AI Agent Runtime
ReviewAudited by ClawScan on May 10, 2026.
Overview
Review before installing: this skill points users to an external FastClaw runtime installed by remote scripts, then asks for LLM API keys and stores agent memory locally.
Install only if you trust the FastClaw GitHub source and have reviewed the remote installer. Prefer verified, pinned releases; use limited-scope LLM API keys; keep the web UI on localhost; and review or delete ~/.fastclaw data when you no longer need the runtime.
Findings (3)
Artifact-based informational review of SKILL.md, metadata, install specs, static scan signals, and capability signals.

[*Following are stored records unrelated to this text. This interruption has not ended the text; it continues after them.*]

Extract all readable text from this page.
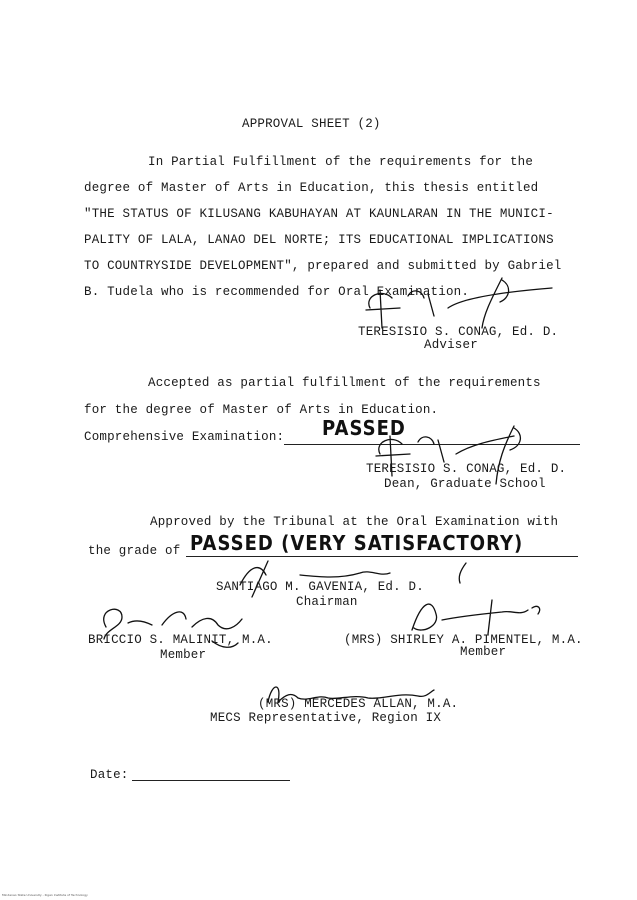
APPROVAL SHEET (2)
In Partial Fulfillment of the requirements for the
degree of Master of Arts in Education, this thesis entitled
"THE STATUS OF KILUSANG KABUHAYAN AT KAUNLARAN IN THE MUNICI-
PALITY OF LALA, LANAO DEL NORTE; ITS EDUCATIONAL IMPLICATIONS
TO COUNTRYSIDE DEVELOPMENT", prepared and submitted by Gabriel
B. Tudela who is recommended for Oral Examination.
TERESISIO S. CONAG, Ed. D.
Adviser
Accepted as partial fulfillment of the requirements
for the degree of Master of Arts in Education.
Comprehensive Examination: PASSED
TERESISIO S. CONAG, Ed. D.
Dean, Graduate School
Approved by the Tribunal at the Oral Examination with
the grade of PASSED (VERY SATISFACTORY)
SANTIAGO M. GAVENIA, Ed. D.
Chairman
BRICCIO S. MALINIT, M.A.
Member
(MRS) SHIRLEY A. PIMENTEL, M.A.
Member
(MRS) MERCEDES ALLAN, M.A.
MECS Representative, Region IX
Date:
Mindanao State University - Iligan Institute of Technology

ClawScan does not execute the skill or run runtime probes.
A remote installer or downloaded binary could run with the user's permissions, and on Windows the docs recommend administrator PowerShell.

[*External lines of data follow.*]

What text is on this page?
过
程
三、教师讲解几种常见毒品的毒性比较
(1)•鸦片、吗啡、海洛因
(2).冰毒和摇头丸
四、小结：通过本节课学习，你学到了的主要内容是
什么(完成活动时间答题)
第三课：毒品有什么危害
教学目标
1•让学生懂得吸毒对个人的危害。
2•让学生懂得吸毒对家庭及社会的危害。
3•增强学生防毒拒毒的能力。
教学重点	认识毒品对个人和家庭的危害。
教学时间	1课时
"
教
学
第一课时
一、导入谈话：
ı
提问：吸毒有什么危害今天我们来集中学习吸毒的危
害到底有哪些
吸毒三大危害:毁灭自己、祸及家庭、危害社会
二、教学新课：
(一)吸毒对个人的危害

The recommended install methods execute remote scripts from an external GitHub repository, while the reviewed package has no OpenClaw install spec or shown checksum/signature verification.
irm https://raw.githubusercontent.com/fastclaw-ai/fastclaw/main/install.ps1 | iex ... curl -fsSL https://raw.githubusercontent.com/fastclaw-ai/fastclaw/main/install.sh | bash
Inspect the remote installer and release before running it, prefer pinned releases with published checksums/signatures, and avoid administrator/sudo use unless required.
Anyone or anything that can access the local runtime data may be able to use the configured LLM provider account or incur usage costs.
The runtime asks users to enter LLM provider credentials and stores API keys locally; this is expected for multi-provider LLM support but is sensitive authority.
API Key:填入你的 OpenRouter API Key ... .fastclaw/ ... apikeys.json # API 密钥
Use restricted provider keys where possible, monitor usage, and remove keys from ~/.fastclaw if uninstalling or sharing the machine.
Personal preferences, project context, or incorrect/maliciously influenced notes can persist and affect future agent behavior.
The agent template explicitly uses long-term memory and encourages proactive updates after conversations.
FastClaw 使用 `MEMORY.md` 存储长期记忆。每次对话结束后,如果学到了新东西,主动更新 `MEMORY.md`.
Review MEMORY.md periodically, avoid storing secrets there, and consider requiring explicit approval before memory updates.